4. Bake on tinfoil, not baking parchment
Line your cookie sheet or baking tray with tinfoil, not baking parchment. Baking parchment is made to be non-stick, which makes it easier for the cookies to spread and flatten; tinfoil will help them set in place quickly, making for taller cookies with a soft centre.
5. Pre-heat your baking tray
A pre-heated baking tray will start cooking the bottom of your cookies as soon as they hit the tray, helping to set them and avoiding further spread. A cold tray will take some time to heat up when it goes in the oven, allowing the cookie to melt slowly and spread before it gets a chance to cook.
6. Get your baking temperature right
Most ovens will show as 'hot' and the 'heating up' light will go off before they are actually up to temperature. If you try to bake your cookies in an oven that isn't hot enough, they will take too long to get golden around the edges, and the centre will over-bake, drying out and losing the squidgy texture. Pre-heat the oven properly and take the cookies out at the right time.
7. Don’t skimp on the fillings
You really need to add the volume of fillings stated in the recipe. I use lots of chocolate (like, a giant Dairy Milk bar for 1 batch of 12 cookies), but nuts, dried fruits or any other fillings will do.
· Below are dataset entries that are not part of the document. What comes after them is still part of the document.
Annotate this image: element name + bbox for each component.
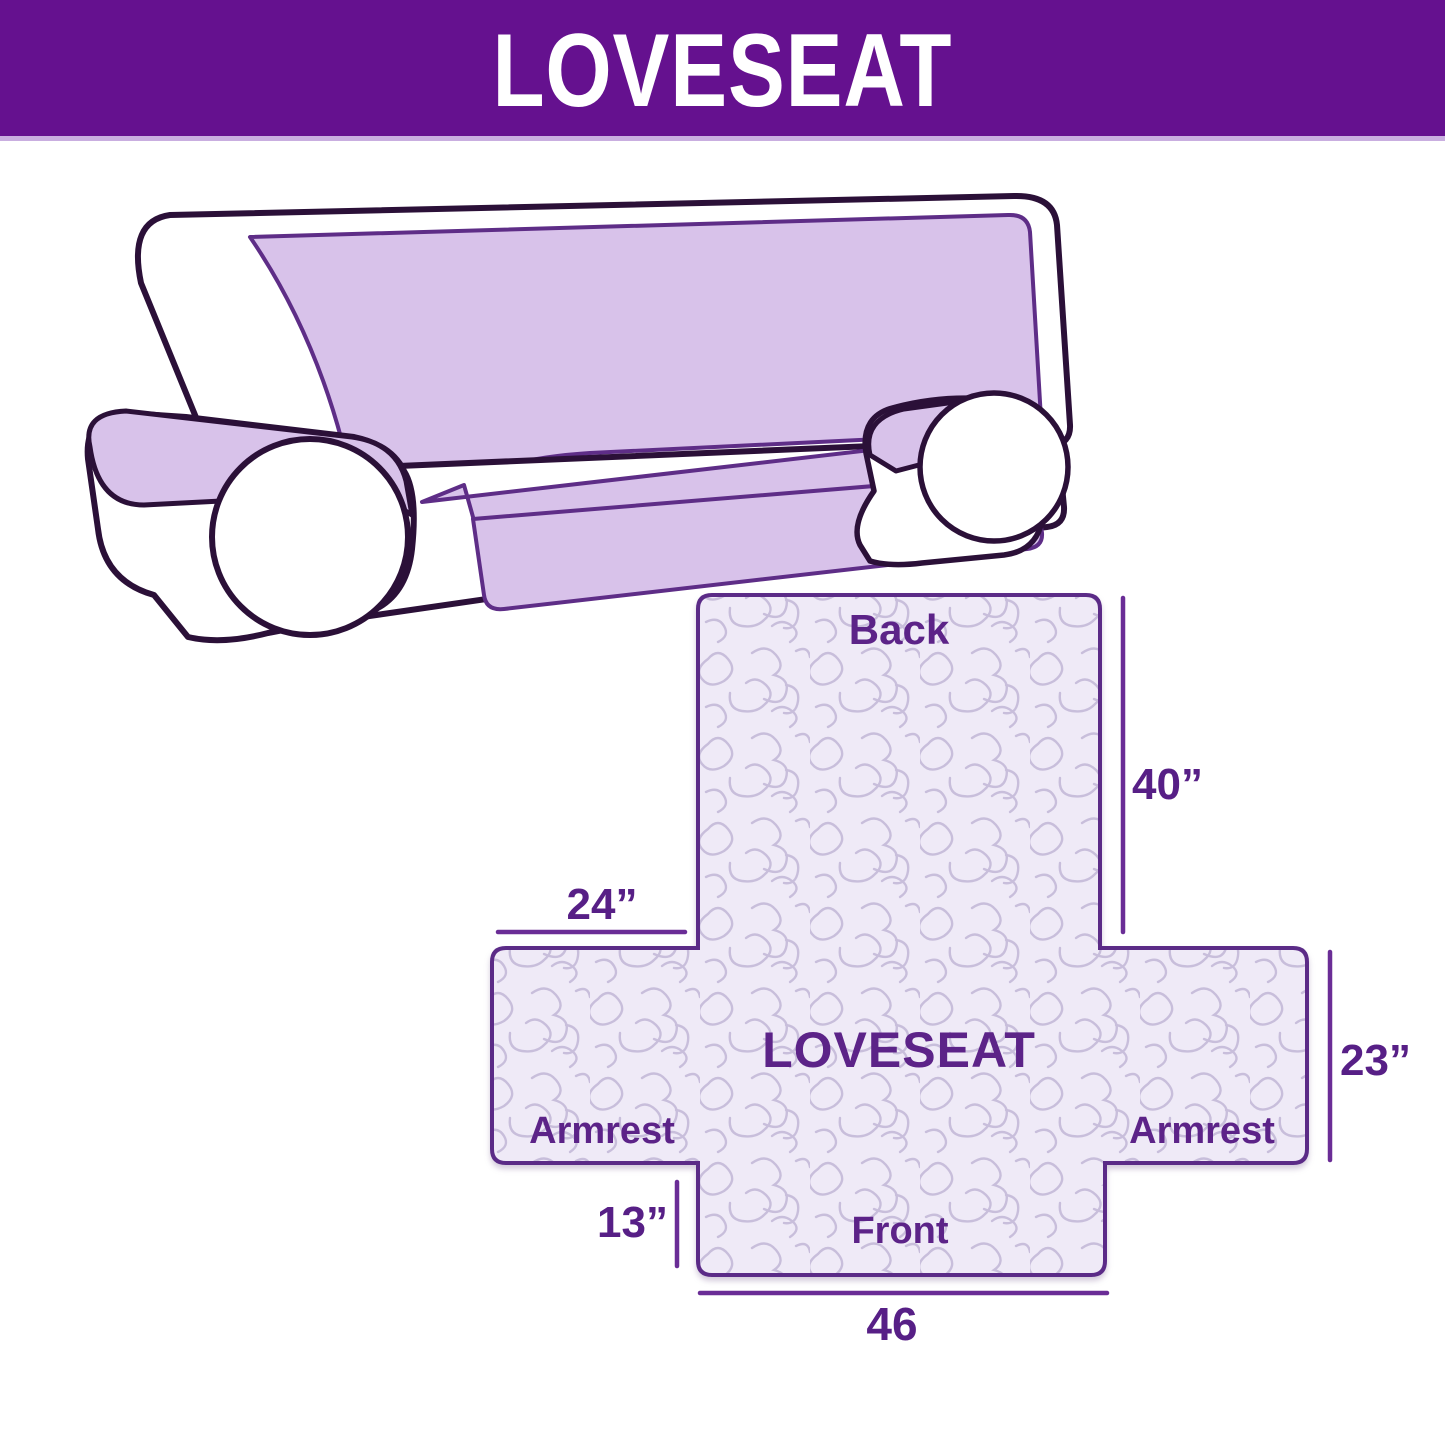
header-banner: LOVESEAT — [0, 0, 1445, 136]
dim-front-height-label: 13” — [578, 1200, 668, 1246]
header-underline — [0, 136, 1445, 141]
front-panel-label: Front — [800, 1212, 1000, 1252]
page-title: LOVESEAT — [493, 13, 953, 123]
armrest-right-label: Armrest — [1102, 1112, 1302, 1152]
dim-side-height-label: 23” — [1340, 1038, 1411, 1084]
sofa-left-arm — [88, 411, 414, 640]
sofa-right-arm — [857, 393, 1068, 565]
dim-front-width-label: 46 — [842, 1300, 942, 1348]
dim-back-height-label: 40” — [1132, 762, 1203, 808]
dim-armrest-width-label: 24” — [522, 882, 682, 928]
armrest-left-label: Armrest — [502, 1112, 702, 1152]
back-panel-label: Back — [799, 608, 999, 652]
cover-outline — [492, 595, 1307, 1275]
cover-diagram: Back LOVESEAT Armrest Armrest Front 40” … — [480, 560, 1430, 1360]
center-label: LOVESEAT — [699, 1024, 1099, 1077]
These aren’t just there for flavour, they help the cookies hold their shape in the oven.
They can be eaten straight out of the oven or cold; you can make the dough in advance and bake a couple at a time, or freeze it, in balls, and bake straight from frozen.
Can this cookie tips work well with cake dough?
Very helpful tips. I’m going to try this recipie and print out the tips for future use.